Association rules provided valuable insights as multiple complex rules (3 - 5 elements) with specified 35% support and 60% confidence were found just for the subset of variables. It reinforces the hypothesis about a smaller number of truly important features that affect the target variable. However, the identical value of support for many of the top 10 rules raises concerns that require further investigation. It may be related to the equal frequency binning, so to improve the reliability of the insights from association rules, we will likely need to consider binning based on the target or client-defined boundary values.

Neural network with 15 hidden layers fits the data pretty well, as you can see on the respective graph, but pseudo R-square is the lowest across models. NN’s black box nature makes it harder to analyze the reasons for such performance. So, going forward, we will need to reconsider the inputs to this technique.

Recommendations

As we can see, random forest is doing better in every metric except for the percentage of variation explained. However, all metrics are not as high as desired.

Overall, given the volatile nature of anonymized data, the flexibility and advanced algorithms of random forest make it the model of choice in our recommendation. Analysts shouldn’t depend on a single data mining method but instead should seek a confluence of results from different models. That will provide robustness to the conclusions.

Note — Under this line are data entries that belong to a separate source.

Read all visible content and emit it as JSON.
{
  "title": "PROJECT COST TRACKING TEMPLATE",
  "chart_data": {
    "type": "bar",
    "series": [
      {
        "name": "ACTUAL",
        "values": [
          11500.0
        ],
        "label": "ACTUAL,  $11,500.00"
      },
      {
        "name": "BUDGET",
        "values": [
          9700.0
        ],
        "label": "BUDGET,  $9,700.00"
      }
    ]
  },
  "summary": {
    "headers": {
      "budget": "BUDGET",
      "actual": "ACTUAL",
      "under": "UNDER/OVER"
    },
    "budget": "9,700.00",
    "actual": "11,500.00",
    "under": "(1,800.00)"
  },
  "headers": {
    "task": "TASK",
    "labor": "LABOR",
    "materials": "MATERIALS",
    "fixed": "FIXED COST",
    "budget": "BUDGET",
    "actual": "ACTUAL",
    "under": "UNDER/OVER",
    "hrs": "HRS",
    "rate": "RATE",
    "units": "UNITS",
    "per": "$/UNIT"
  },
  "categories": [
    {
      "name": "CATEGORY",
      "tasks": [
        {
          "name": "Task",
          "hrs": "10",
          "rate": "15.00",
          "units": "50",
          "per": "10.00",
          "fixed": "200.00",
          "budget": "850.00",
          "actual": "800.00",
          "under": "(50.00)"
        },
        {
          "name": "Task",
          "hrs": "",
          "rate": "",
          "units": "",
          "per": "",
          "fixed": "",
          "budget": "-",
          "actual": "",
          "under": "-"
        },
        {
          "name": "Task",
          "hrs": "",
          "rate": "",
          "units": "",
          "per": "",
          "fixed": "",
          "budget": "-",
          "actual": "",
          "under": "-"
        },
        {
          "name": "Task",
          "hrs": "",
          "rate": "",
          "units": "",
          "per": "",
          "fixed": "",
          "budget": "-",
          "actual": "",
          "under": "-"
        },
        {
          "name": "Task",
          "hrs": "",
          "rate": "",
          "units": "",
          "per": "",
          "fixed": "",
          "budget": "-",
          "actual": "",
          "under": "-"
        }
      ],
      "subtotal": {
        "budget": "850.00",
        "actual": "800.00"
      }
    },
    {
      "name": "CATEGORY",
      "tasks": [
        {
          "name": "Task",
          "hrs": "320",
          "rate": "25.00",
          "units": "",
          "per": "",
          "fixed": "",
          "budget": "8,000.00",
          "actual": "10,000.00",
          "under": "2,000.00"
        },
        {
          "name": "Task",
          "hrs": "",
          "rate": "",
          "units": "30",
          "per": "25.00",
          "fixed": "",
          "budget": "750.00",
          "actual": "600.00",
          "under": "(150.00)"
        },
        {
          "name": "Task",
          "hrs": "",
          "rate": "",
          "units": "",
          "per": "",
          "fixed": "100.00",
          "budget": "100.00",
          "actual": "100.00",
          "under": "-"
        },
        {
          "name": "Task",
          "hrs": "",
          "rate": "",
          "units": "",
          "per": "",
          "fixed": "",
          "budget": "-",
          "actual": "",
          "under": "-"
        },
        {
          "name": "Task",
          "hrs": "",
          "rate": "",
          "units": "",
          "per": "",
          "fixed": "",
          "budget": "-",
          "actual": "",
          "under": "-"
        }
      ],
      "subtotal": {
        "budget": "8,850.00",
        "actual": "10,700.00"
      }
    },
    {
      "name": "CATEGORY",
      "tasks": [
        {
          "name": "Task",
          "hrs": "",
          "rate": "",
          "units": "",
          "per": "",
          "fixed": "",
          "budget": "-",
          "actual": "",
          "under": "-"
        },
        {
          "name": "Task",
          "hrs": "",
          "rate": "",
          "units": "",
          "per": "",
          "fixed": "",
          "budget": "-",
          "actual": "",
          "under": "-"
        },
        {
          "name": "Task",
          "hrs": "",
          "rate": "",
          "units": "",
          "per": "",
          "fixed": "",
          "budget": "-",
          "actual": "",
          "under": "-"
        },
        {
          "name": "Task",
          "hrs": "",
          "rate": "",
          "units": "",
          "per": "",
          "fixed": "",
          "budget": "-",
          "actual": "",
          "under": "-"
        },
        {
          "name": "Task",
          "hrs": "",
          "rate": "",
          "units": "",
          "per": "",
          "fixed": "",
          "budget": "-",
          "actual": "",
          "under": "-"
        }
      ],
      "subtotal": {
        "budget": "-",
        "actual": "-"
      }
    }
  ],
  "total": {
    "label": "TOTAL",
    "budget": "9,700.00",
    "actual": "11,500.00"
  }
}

Important observation is the potential number of variables that actually matter. Regression output shows only several variables with significant individual p-values; decision trees stop after ~12 splits; and association rules identify numerous strong relationships between the subset of regression variables and the target. Further analyzing this observation can be the key to figuring out genuine time series features vs lag variables or fake noise data.

Steps going forward to improve the predictive power:

  • First, to support the iterative nature of CRISP-DM process, we will request the feedback on the variables and the domain they were derived from.

  • Second, we will evaluate the actual test RMSLE with the current modeling.

  • Based on the findings, we are going to solidify all the aspects of this time series.

  • After that, we adjust our data preparation methods and revisit clustering and PCA to improve the training set for the models.

  • So far, only basic transformation methods have been used. We will also need to consider potential formulas of a more complex relationship between predictors and the target (different powers, inverse correlations, etc.).

  • Finally, we will tune the models, prioritizing random forest, on the updated training set and reapply the predictions to the test set. We might also take a closer look at the support for association rules after enhanced discretizing.

Additional research questions:

  • Once we better understand the nature of the data, we would look at the potentially missed factors that can influence customer decisions.

  • Once satisfactory model results are reached, the analysis of existing customer communication methods needs to be conducted to determine the most appropriate channels that would use the project findings.